The Department of Health and Human Services and the Department of Agriculture have teamed up to revise the country’s dietary guidelines, as they have every five years since 1980. They aim to drop the longstanding limit on total fat consumption, which could clear the way for whole milk in school meal programs. (flickr/USDA)

There is, however, a window for a quicker fix. CPS could choose to pick up the 45 cent tab when a student wants just a milk, making the less wasteful option an easy option (We found at least one district in Ohio where the superintendent says he decided to start doing this two months ago in response to food waste).

Still, CPS rejects the idea, saying it would just cost too much. And, to be fair, this appears to be the stance of most districts across the nation, according to Tim English, the USDA director for the Midwest.

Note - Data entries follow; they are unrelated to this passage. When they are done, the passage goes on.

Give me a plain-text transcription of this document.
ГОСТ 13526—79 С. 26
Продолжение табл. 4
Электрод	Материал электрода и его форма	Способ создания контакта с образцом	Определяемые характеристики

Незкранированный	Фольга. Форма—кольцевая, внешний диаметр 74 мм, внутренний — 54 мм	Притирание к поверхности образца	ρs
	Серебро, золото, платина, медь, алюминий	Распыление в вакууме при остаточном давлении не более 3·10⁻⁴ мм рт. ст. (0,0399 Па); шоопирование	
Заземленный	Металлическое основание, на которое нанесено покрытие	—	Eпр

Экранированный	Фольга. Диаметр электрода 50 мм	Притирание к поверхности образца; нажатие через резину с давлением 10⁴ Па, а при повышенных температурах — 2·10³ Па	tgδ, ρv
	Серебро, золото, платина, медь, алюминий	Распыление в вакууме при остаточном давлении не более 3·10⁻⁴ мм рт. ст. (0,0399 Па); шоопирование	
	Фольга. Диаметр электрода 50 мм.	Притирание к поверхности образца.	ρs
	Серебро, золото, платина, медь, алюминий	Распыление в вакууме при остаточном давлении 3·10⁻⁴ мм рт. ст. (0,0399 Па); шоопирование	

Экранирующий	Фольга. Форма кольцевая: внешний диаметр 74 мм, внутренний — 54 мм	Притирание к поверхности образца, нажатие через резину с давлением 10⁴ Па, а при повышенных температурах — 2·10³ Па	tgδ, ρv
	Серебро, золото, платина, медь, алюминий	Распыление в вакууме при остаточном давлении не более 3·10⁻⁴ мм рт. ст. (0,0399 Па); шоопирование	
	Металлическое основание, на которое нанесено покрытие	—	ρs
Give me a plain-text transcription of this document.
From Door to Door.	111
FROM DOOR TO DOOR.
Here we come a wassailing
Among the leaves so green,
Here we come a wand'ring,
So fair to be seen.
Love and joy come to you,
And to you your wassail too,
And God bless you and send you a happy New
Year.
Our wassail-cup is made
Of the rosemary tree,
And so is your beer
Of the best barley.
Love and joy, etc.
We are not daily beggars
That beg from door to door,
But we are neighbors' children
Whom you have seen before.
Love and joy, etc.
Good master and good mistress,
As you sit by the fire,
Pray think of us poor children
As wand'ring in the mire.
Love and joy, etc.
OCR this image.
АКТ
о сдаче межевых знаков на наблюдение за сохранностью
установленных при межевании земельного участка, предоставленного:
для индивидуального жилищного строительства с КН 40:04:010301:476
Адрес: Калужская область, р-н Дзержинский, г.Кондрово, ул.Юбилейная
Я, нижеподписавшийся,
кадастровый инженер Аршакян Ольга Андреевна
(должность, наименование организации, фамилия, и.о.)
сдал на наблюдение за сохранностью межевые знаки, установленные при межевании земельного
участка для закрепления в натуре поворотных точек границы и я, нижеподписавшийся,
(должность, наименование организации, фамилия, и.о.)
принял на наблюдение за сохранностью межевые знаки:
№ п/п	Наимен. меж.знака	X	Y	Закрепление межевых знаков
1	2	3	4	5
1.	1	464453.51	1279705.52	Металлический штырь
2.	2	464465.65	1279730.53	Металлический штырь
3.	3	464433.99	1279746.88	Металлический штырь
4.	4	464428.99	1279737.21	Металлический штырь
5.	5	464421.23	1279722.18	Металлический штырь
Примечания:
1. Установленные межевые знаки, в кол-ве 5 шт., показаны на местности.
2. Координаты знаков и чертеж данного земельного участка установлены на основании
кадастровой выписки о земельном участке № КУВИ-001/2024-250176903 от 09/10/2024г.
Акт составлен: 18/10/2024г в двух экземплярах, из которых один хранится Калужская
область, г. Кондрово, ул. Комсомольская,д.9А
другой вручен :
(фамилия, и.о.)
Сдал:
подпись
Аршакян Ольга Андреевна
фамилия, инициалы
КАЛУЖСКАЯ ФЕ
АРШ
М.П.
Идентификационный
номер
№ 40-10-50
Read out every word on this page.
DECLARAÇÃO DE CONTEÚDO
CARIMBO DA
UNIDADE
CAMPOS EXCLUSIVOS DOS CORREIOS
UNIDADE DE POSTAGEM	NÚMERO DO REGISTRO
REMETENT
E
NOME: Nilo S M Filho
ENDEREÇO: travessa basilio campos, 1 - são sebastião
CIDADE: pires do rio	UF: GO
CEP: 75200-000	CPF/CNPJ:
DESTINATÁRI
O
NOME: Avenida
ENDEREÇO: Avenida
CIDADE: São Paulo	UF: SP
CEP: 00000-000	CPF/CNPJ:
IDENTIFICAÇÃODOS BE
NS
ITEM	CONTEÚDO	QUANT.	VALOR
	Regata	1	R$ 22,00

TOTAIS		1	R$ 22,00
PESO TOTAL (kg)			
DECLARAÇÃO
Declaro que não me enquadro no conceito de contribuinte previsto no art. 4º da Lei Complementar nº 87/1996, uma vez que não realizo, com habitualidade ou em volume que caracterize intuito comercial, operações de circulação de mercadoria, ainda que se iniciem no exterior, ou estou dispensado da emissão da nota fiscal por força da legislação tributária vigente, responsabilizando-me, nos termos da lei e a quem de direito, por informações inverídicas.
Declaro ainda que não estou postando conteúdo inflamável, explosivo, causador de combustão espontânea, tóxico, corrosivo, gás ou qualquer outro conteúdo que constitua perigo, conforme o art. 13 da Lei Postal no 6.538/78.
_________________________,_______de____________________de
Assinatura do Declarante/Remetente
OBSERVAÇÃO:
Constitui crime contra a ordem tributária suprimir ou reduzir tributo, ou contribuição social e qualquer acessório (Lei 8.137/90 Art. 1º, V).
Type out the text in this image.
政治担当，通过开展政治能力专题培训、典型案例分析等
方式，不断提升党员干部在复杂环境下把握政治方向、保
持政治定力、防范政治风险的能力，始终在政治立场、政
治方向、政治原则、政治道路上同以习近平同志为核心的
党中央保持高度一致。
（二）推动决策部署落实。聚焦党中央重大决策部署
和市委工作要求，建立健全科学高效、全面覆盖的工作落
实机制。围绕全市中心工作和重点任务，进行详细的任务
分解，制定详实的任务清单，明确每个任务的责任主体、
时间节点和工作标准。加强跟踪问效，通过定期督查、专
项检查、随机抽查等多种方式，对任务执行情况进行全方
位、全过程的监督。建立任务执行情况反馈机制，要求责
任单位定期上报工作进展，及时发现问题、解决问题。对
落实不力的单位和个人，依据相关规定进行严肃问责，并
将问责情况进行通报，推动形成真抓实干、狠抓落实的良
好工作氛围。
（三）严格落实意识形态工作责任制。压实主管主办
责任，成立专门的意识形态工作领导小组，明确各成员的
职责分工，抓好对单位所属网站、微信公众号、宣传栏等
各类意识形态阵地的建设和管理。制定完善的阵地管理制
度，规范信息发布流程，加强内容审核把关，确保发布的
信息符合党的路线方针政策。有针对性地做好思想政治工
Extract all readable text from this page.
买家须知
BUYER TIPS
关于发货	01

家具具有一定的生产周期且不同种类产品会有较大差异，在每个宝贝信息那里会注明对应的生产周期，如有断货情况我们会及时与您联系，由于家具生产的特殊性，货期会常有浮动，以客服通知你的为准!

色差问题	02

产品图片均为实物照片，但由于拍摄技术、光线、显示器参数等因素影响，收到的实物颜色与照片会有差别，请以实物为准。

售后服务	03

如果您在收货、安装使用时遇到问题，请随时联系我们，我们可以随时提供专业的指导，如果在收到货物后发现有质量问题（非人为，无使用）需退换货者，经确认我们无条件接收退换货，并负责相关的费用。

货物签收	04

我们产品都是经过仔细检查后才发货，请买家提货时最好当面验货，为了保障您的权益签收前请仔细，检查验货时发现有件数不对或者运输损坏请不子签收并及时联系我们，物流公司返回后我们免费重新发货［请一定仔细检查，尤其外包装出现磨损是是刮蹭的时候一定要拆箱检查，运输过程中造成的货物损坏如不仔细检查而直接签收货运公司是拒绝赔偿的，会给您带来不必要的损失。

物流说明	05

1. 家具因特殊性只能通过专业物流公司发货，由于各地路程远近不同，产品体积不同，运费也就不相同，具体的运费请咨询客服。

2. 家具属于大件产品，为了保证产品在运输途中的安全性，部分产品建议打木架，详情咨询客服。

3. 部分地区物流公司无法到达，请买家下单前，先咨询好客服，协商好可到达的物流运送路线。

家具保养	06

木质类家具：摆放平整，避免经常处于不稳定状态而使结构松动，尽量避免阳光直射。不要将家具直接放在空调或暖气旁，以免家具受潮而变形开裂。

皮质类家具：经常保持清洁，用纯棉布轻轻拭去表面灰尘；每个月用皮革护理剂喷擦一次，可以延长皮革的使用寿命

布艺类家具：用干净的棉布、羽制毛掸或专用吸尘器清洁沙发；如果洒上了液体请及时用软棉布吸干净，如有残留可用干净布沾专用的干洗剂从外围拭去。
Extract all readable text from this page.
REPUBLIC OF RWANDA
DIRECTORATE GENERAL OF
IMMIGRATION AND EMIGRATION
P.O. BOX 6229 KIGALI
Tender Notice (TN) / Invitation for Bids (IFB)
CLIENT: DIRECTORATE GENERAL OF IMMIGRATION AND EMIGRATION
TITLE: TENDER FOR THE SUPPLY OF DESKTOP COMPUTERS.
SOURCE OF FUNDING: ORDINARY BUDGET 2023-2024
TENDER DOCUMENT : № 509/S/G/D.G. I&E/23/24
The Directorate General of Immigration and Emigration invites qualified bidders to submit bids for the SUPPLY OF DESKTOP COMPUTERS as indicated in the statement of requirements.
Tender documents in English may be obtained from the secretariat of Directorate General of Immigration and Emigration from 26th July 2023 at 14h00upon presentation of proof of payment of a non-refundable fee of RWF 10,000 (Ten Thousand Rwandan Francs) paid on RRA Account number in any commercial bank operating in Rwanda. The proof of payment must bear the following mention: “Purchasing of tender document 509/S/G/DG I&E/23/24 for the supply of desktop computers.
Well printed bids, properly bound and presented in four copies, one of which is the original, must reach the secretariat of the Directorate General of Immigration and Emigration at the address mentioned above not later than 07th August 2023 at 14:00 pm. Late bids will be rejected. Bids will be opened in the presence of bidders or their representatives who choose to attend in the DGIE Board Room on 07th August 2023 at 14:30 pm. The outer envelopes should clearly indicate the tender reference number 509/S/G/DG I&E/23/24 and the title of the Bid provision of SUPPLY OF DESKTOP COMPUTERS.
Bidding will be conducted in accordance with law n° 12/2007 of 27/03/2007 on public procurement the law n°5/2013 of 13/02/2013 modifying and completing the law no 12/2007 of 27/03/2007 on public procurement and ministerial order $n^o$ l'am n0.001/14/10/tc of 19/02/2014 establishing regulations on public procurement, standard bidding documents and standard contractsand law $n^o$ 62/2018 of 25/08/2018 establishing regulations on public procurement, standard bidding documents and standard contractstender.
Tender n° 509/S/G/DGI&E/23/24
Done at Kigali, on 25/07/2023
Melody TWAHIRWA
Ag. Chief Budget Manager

So if free milk won’t be an option in the district, how are the existing choices presented to students? Are kids told they can bring money to buy a milk? Are they encouraged to take more than they want?

We asked CPS to explain exactly how lunch staff are told to present the options, but officials would not talk to us about it. The district also would not give us permission to talk to the Kellogg lunch staff about the procedure they follow on the matter.

Kellogg parent Jill Zayauskas says she pretty clear about the way the options are handled at her school, and it makes her mad.

“My son was five when he first saw this and if a five-year-old knows wasting food is wrong then the people who plan this program should know that,” she said. “I just don’t understand why children are forced to throw away a complete lunch to get chocolate milk and actually encouraged to do that so someone can make their quota. It’s all about money”

About half of the money for each meal goes to food service company Aramark, which receives $1.31 for each lunch taken.

Kellogg mom Emily Lambert says students are getting mixed messages, right when they’re in the middle of a food drive.

“My son is coming home every day asking to take food to school to give food to people who don’t have it, while in the lunchroom they’re throwing it away,” she said. “They understand that it’s wrong to throw away food that you have and you aren’t going to eat.”

The USDA is also in the middle of its own campaign to reduce food waste by 50 percent in 15 years.